The role of income and housing wealth is much reduced in multiple regressions compared to univariate regressions of consumption using these variables. Studies that consider individual determinants of consumer spending may suffer from omitted variables bias, so in order to successfully model consumption growth over this entire twelve-year period, multiple determinants of consumer spending must be considered. The paper's results caution against making forecasts based on past statistical relationships when there has been a change in the economic environment. The results from this rich specification of consumption determinants provide important benchmarks for guiding fiscal and monetary policy and descriptive statistics to match when building structural economic models.

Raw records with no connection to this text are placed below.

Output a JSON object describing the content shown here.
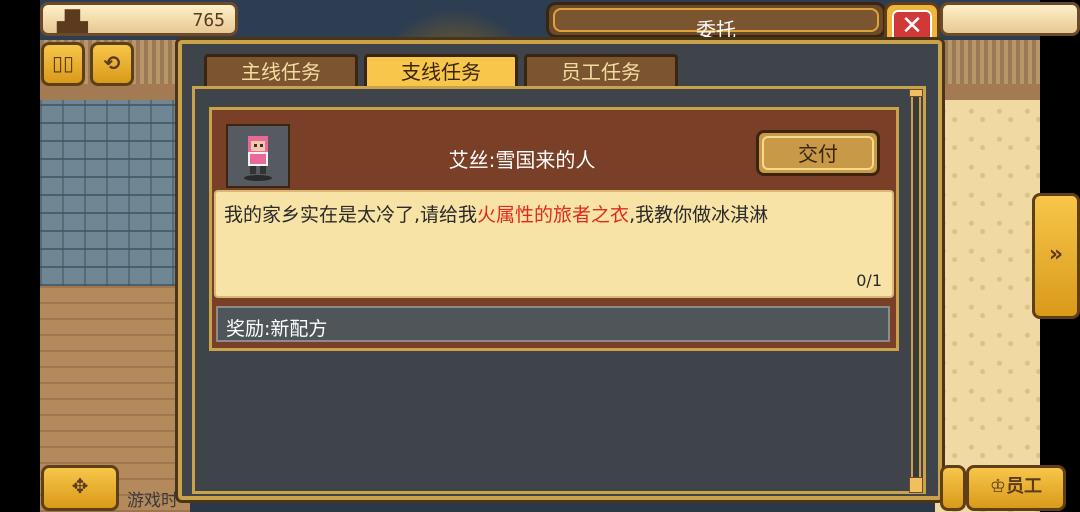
{
  "hud": {
    "funds_value": "765",
    "bottom_text": "游戏时",
    "staff_button": "员工"
  },
  "window": {
    "title": "委托",
    "close_glyph": "✕"
  },
  "tabs": [
    {
      "label": "主线任务",
      "active": false
    },
    {
      "label": "支线任务",
      "active": true
    },
    {
      "label": "员工任务",
      "active": false
    }
  ],
  "quest": {
    "name": "艾丝:雪国来的人",
    "deliver_label": "交付",
    "desc_prefix": "我的家乡实在是太冷了,请给我",
    "desc_highlight": "火属性的旅者之衣",
    "desc_suffix": ",我教你做冰淇淋",
    "progress": "0/1",
    "reward": "奖励:新配方"
  },
  "icons": {
    "funds": "building-chart-icon",
    "pause": "pause-icon",
    "swap": "swap-icon",
    "move": "move-icon",
    "expand": "double-arrow-right-icon",
    "staff": "staff-icon",
    "close": "close-icon"
  },
  "colors": {
    "accent_gold": "#f7c64a",
    "highlight_red": "#e02a20",
    "panel_dark": "#3f444a"
  }
}
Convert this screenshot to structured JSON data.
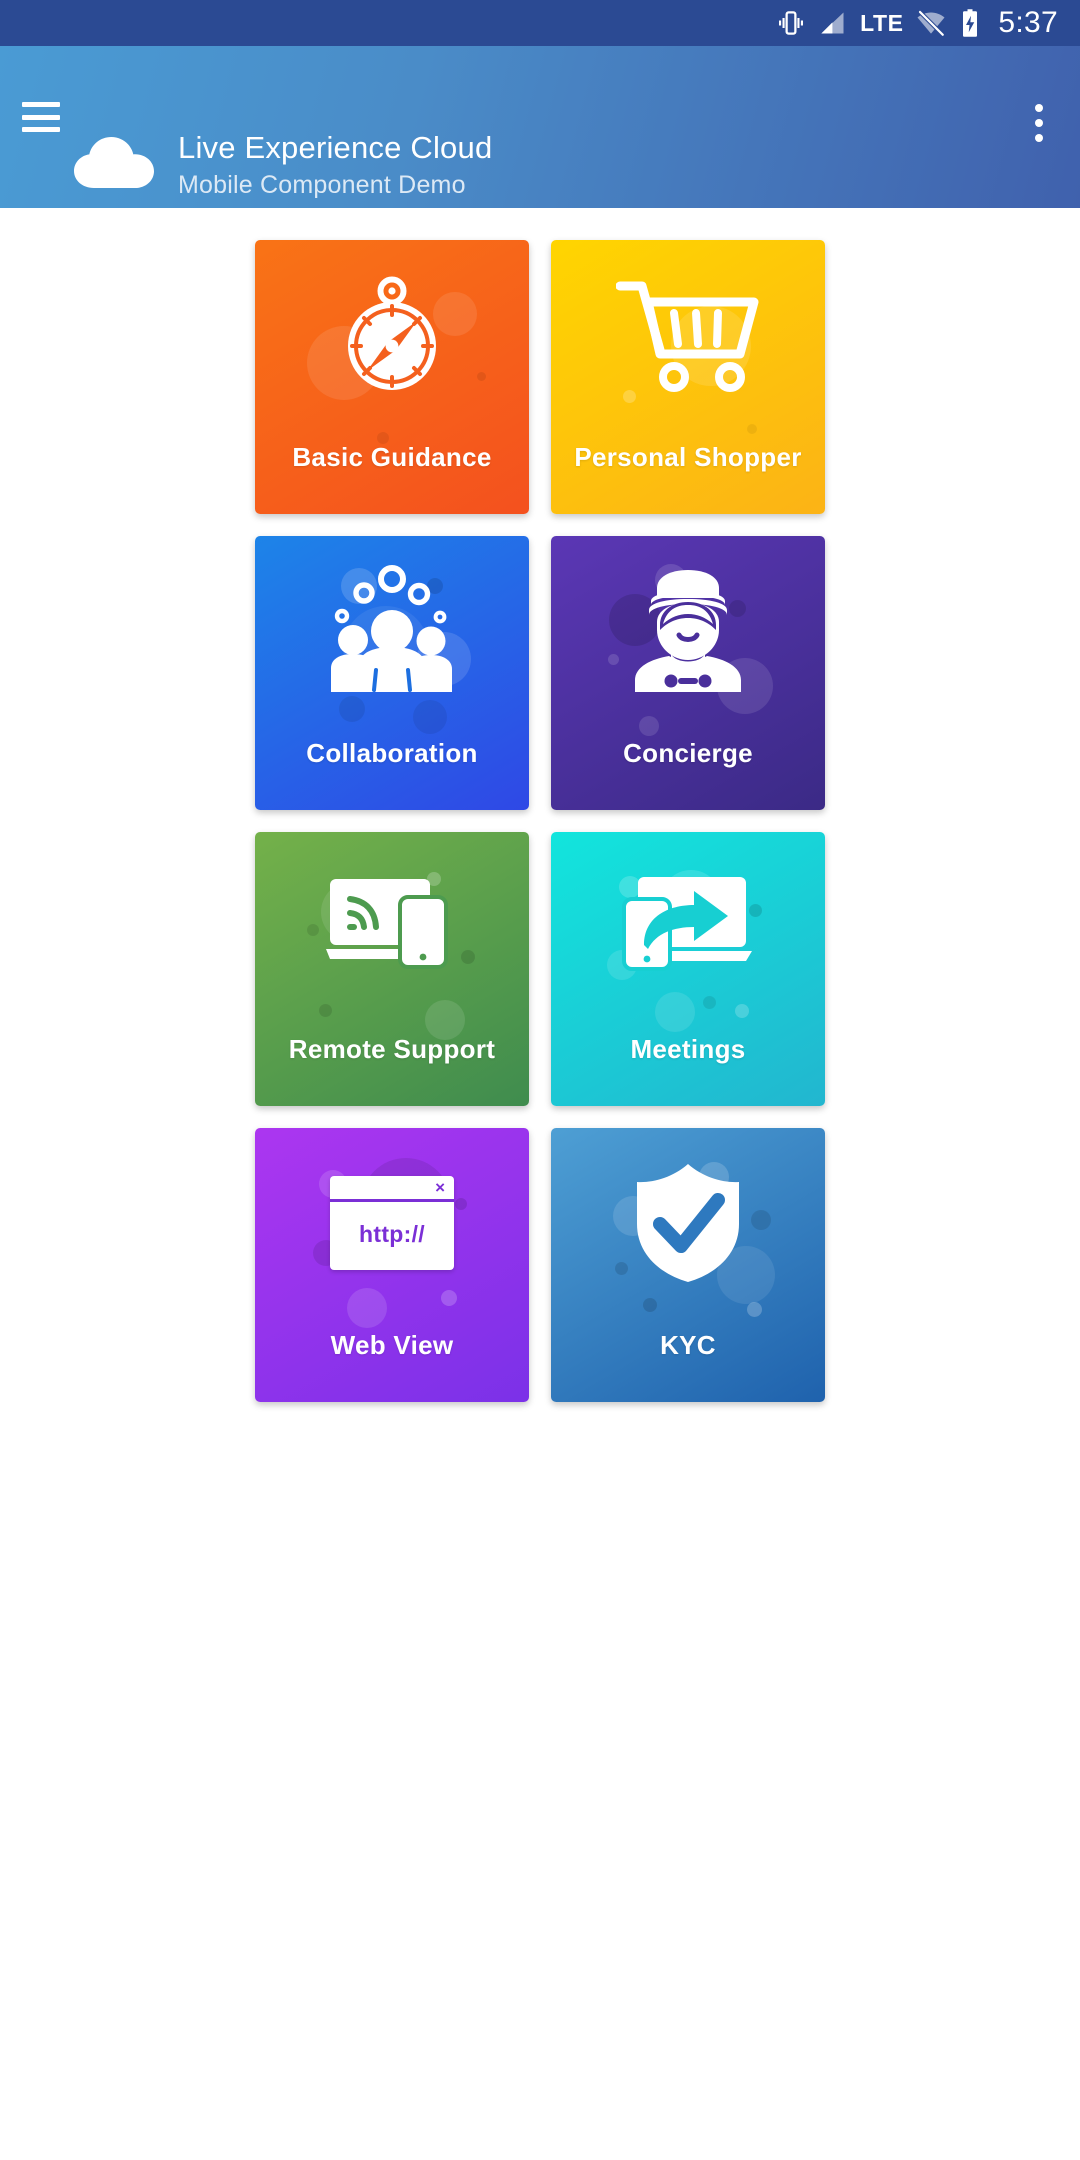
{
  "status_bar": {
    "time": "5:37",
    "icons": [
      {
        "name": "vibrate-icon"
      },
      {
        "name": "signal-bars-icon"
      },
      {
        "name": "lte-label-icon",
        "label": "LTE"
      },
      {
        "name": "wifi-off-icon"
      },
      {
        "name": "battery-charging-icon"
      }
    ],
    "background_color": "#2b4a93"
  },
  "app_bar": {
    "menu_icon": "hamburger-menu-icon",
    "overflow_icon": "overflow-menu-icon",
    "logo_icon": "cloud-logo-icon",
    "title": "Live Experience Cloud",
    "subtitle": "Mobile Component Demo",
    "gradient_start": "#4a9bd4",
    "gradient_end": "#4061ad"
  },
  "grid": {
    "tiles": [
      {
        "id": "basic-guidance",
        "label": "Basic Guidance",
        "icon": "compass-icon",
        "color_start": "#f97316",
        "color_end": "#f4511e"
      },
      {
        "id": "personal-shopper",
        "label": "Personal Shopper",
        "icon": "shopping-cart-icon",
        "color_start": "#ffd500",
        "color_end": "#fcb316"
      },
      {
        "id": "collaboration",
        "label": "Collaboration",
        "icon": "people-group-icon",
        "color_start": "#1d84e8",
        "color_end": "#2f48e6"
      },
      {
        "id": "concierge",
        "label": "Concierge",
        "icon": "bellhop-person-icon",
        "color_start": "#5b37b5",
        "color_end": "#3b2a86"
      },
      {
        "id": "remote-support",
        "label": "Remote Support",
        "icon": "laptop-phone-cast-icon",
        "color_start": "#74b14a",
        "color_end": "#3f8c4e"
      },
      {
        "id": "meetings",
        "label": "Meetings",
        "icon": "screen-share-arrow-icon",
        "color_start": "#12e5dd",
        "color_end": "#22b6cf"
      },
      {
        "id": "web-view",
        "label": "Web View",
        "icon": "browser-window-icon",
        "browser_url_text": "http://",
        "browser_close_glyph": "×",
        "color_start": "#ac36f0",
        "color_end": "#7b31e8"
      },
      {
        "id": "kyc",
        "label": "KYC",
        "icon": "shield-check-icon",
        "color_start": "#4e9fd4",
        "color_end": "#1f62ad"
      }
    ]
  }
}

U.S. consumption has gone through steep ups and downs since 2000, but the causes of these fluctuations are still imperfectly identified. We quantify the relative statistical impact of income, unemployment, house prices, credit scores, debt, expectations, foreclosures, inequality, and refinancings on consumption growth for four subperiods: the "dot-com recession" (2001– 2003), the "subprime boom" (2004–2006), the Great Recession (2007–2009), and the "tepid recovery" (2010–2012). We document that the explanatory power of different factors varies by subperiods, implying that a successful modeling of this entire decade needs to allow for multiple determinants of consumption. Unemployment, income, and debt are important determinants of consumption during all four periods.